Через полчаса появились новые самолеты - там, у противника, видимо, твердо решили, что с мостом пора кончать. Бомбардировщики прорывались сквозь поредевший огонь и бросали бомбы, как могли, прицельно. Петер, полуослепший и полуоглохший, забился между толстенными балками стапеля и продолжал снимать; несколько раз стапель содрогался так, что, казалось, вот-вот все обрушится к чертям, но не обрушивалось - и бомбежка продолжалась. Снова пикировщики попытались выйти на мост - их разметали, но они продолжали кружиться, и то один из них, то другой начинали падать, целясь по мосту; Петер заметил вдруг, что мост ходит ходуном, раскачиваясь все сильнее и сильнее, и, наверное, поэтому они никак не могли в него попасть - и эти раскачивания создавали странные, пробирающие до спинного мозга звуки, звуки, совершенно свободно проникающие сквозь грохот боя: будто в пустом пространстве настраивали исполинскую скрипку. Петер непроизвольно огляделся, а может быть, его так передернуло, от таких звуков впору было узлом завязываться,- и увидел сапера, старого своего знакомца, того огромного парня с рубцом на щеке - забыл, как звать,- сапер несся, катя перед собой, как тачку, эрликоновскую счетверенку и ревел так, что Петер разобрал кое-что, когда сапер пробегал мимо него. "А-а-а, бля-а-а! - ревел он.- Катафалки к бою! Гробометы - огонь! Будем биться до усеру!!!" Он промчался по мосту, покачиваясь в такт его колебаниям, не добегая до конца, отжал установку на домкраты и открыл огонь по пикировщикам. Бог его знает, что творилось наверху, но стапелю пока везло, узким и извилистым было ущелье, на дне которого он находился, и бомбы рвались все больше по склонам его, вниз летели камни, осколки, но прямых попаданий пока не было, пока не было, пока...
Тот бомбардировщик Петер увидел сразу.
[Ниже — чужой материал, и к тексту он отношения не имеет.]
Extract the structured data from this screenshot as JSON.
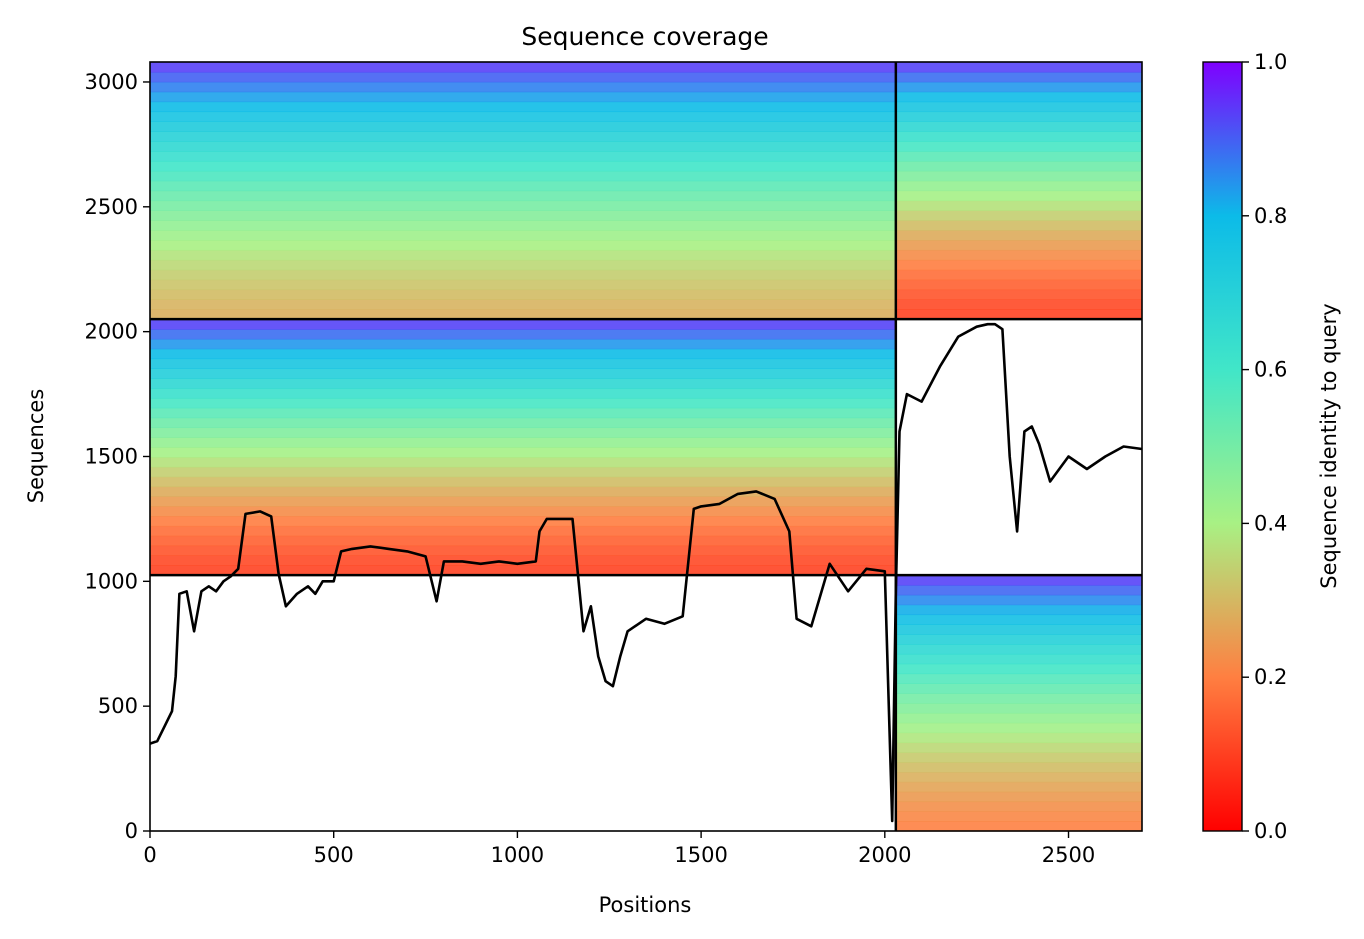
{
  "chart_data": {
    "type": "heatmap",
    "title": "Sequence coverage",
    "xlabel": "Positions",
    "ylabel": "Sequences",
    "xlim": [
      0,
      2700
    ],
    "ylim": [
      0,
      3080
    ],
    "xticks": [
      0,
      500,
      1000,
      1500,
      2000,
      2500
    ],
    "yticks": [
      0,
      500,
      1000,
      1500,
      2000,
      2500,
      3000
    ],
    "grid": false,
    "chain_boundaries_x": [
      2030
    ],
    "msa_group_boundaries_y": [
      1025,
      2050
    ],
    "colorbar": {
      "label": "Sequence identity to query",
      "colormap": "rainbow_r",
      "range": [
        0,
        1
      ],
      "ticks": [
        0.0,
        0.2,
        0.4,
        0.6,
        0.8,
        1.0
      ]
    },
    "blocks": [
      {
        "x0": 0,
        "x1": 2030,
        "y0": 2050,
        "y1": 3080,
        "identity_top": 0.95,
        "identity_bottom": 0.28
      },
      {
        "x0": 2030,
        "x1": 2700,
        "y0": 2050,
        "y1": 3080,
        "identity_top": 0.95,
        "identity_bottom": 0.1
      },
      {
        "x0": 0,
        "x1": 2030,
        "y0": 1025,
        "y1": 2050,
        "identity_top": 0.95,
        "identity_bottom": 0.1
      },
      {
        "x0": 2030,
        "x1": 2700,
        "y0": 0,
        "y1": 1025,
        "identity_top": 0.95,
        "identity_bottom": 0.2
      }
    ],
    "coverage_line": {
      "x": [
        0,
        20,
        40,
        60,
        70,
        80,
        100,
        120,
        140,
        160,
        180,
        200,
        220,
        240,
        260,
        300,
        330,
        350,
        370,
        400,
        430,
        450,
        470,
        500,
        520,
        550,
        600,
        650,
        700,
        750,
        780,
        800,
        850,
        900,
        950,
        1000,
        1050,
        1060,
        1080,
        1100,
        1150,
        1180,
        1200,
        1220,
        1240,
        1260,
        1280,
        1300,
        1350,
        1400,
        1450,
        1480,
        1500,
        1550,
        1600,
        1650,
        1700,
        1740,
        1760,
        1800,
        1850,
        1900,
        1950,
        2000,
        2020,
        2030,
        2040,
        2060,
        2100,
        2150,
        2200,
        2250,
        2280,
        2300,
        2320,
        2340,
        2360,
        2380,
        2400,
        2420,
        2450,
        2500,
        2550,
        2600,
        2650,
        2700
      ],
      "y": [
        350,
        360,
        420,
        480,
        620,
        950,
        960,
        800,
        960,
        980,
        960,
        1000,
        1020,
        1050,
        1270,
        1280,
        1260,
        1030,
        900,
        950,
        980,
        950,
        1000,
        1000,
        1120,
        1130,
        1140,
        1130,
        1120,
        1100,
        920,
        1080,
        1080,
        1070,
        1080,
        1070,
        1080,
        1200,
        1250,
        1250,
        1250,
        800,
        900,
        700,
        600,
        580,
        700,
        800,
        850,
        830,
        860,
        1290,
        1300,
        1310,
        1350,
        1360,
        1330,
        1200,
        850,
        820,
        1070,
        960,
        1050,
        1040,
        40,
        950,
        1600,
        1750,
        1720,
        1860,
        1980,
        2020,
        2030,
        2030,
        2010,
        1500,
        1200,
        1600,
        1620,
        1550,
        1400,
        1500,
        1450,
        1500,
        1540,
        1530
      ]
    }
  }
}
Подожженный в первом заходе, он развернулся и шел прямо на мост, вдоль оси моста, шел по прямой, не отворачивая, оба мотора горели, и зенитки лупили по нему в упор, и тот сапер из своей счетверенки поливал его трассами, а бомбардировщик все шел и шел, пока снаряд крупного калибра не разорвался у него внутри - и самолет, показав желтое брюхо, не завис и не стал разваливаться на куски прямо в воздухе,- но бомбы уже отделились от держателей и теперь шли туда, куда их нацелил разнесенный на атомы экипаж, шли, завершая последний отрезок замысленной и исполненной штурманом и пилотом траектории, и Петер ловил эти бомбы в видоискатель, и только в последний момент закрыл глаза, чтобы ничего не видеть. Бомбы легли в цель.
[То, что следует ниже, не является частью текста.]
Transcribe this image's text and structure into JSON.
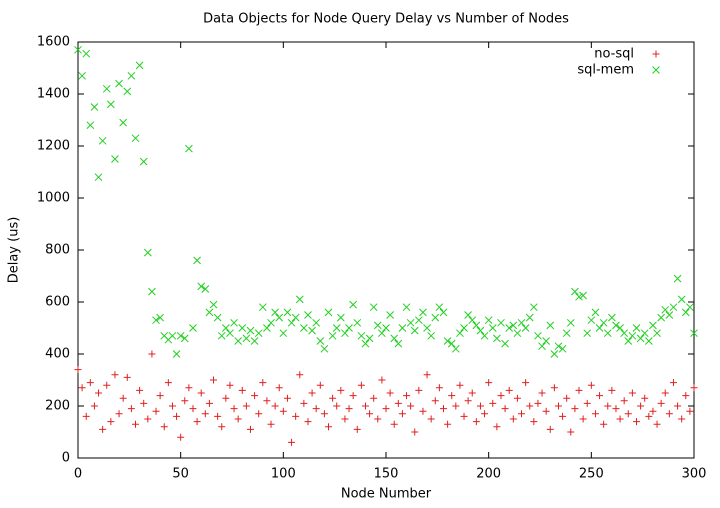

Удар был страшной силы и со всех сторон одновременно, Петера будто сплющило, вбило в балку и опалило сокрушительным жаром, но он странным образом продолжал оставаться живым и чувствовать себя и окружающее, и только когда его во многих местах сразу прожгло насквозь чем-то раскаленным, он испугался - и тут его взмело, подхватило и понесло, скручивая, по воздуху и совершенно не больно вмазало во что-то твердое и перевернуло, и покатило куда-то, и все это время, прекрасно понимая, что именно происходит, он прижимал к животу камеру и больше всего боялся, что не удержит ее в руках - его уже не так сильно, как вначале, вдавило во что-то, и он остался лежать в кромешной тьме, вокруг грохотало и рушилось, и что-то огромное упало на землю совсем рядом с ним, подпрыгнуло и снова упало уже окончательно - земля ударила Петера снизу, но он почему-то ничего не видел, не могло быть такого, чтобы вдруг наступила темнота, Петер потрогал глаза, но рука наткнулась на непонятную преграду, и только боль подсказала ему, что это его собственная, свисающая со лба кожа. И с этой болью возвратилась боль остальная - такая ослепительная, что он чуть не закричал. А может быть, и закричал, потому что перестал чувствовать что-либо, кроме этой боли. Наконец, его подобрали.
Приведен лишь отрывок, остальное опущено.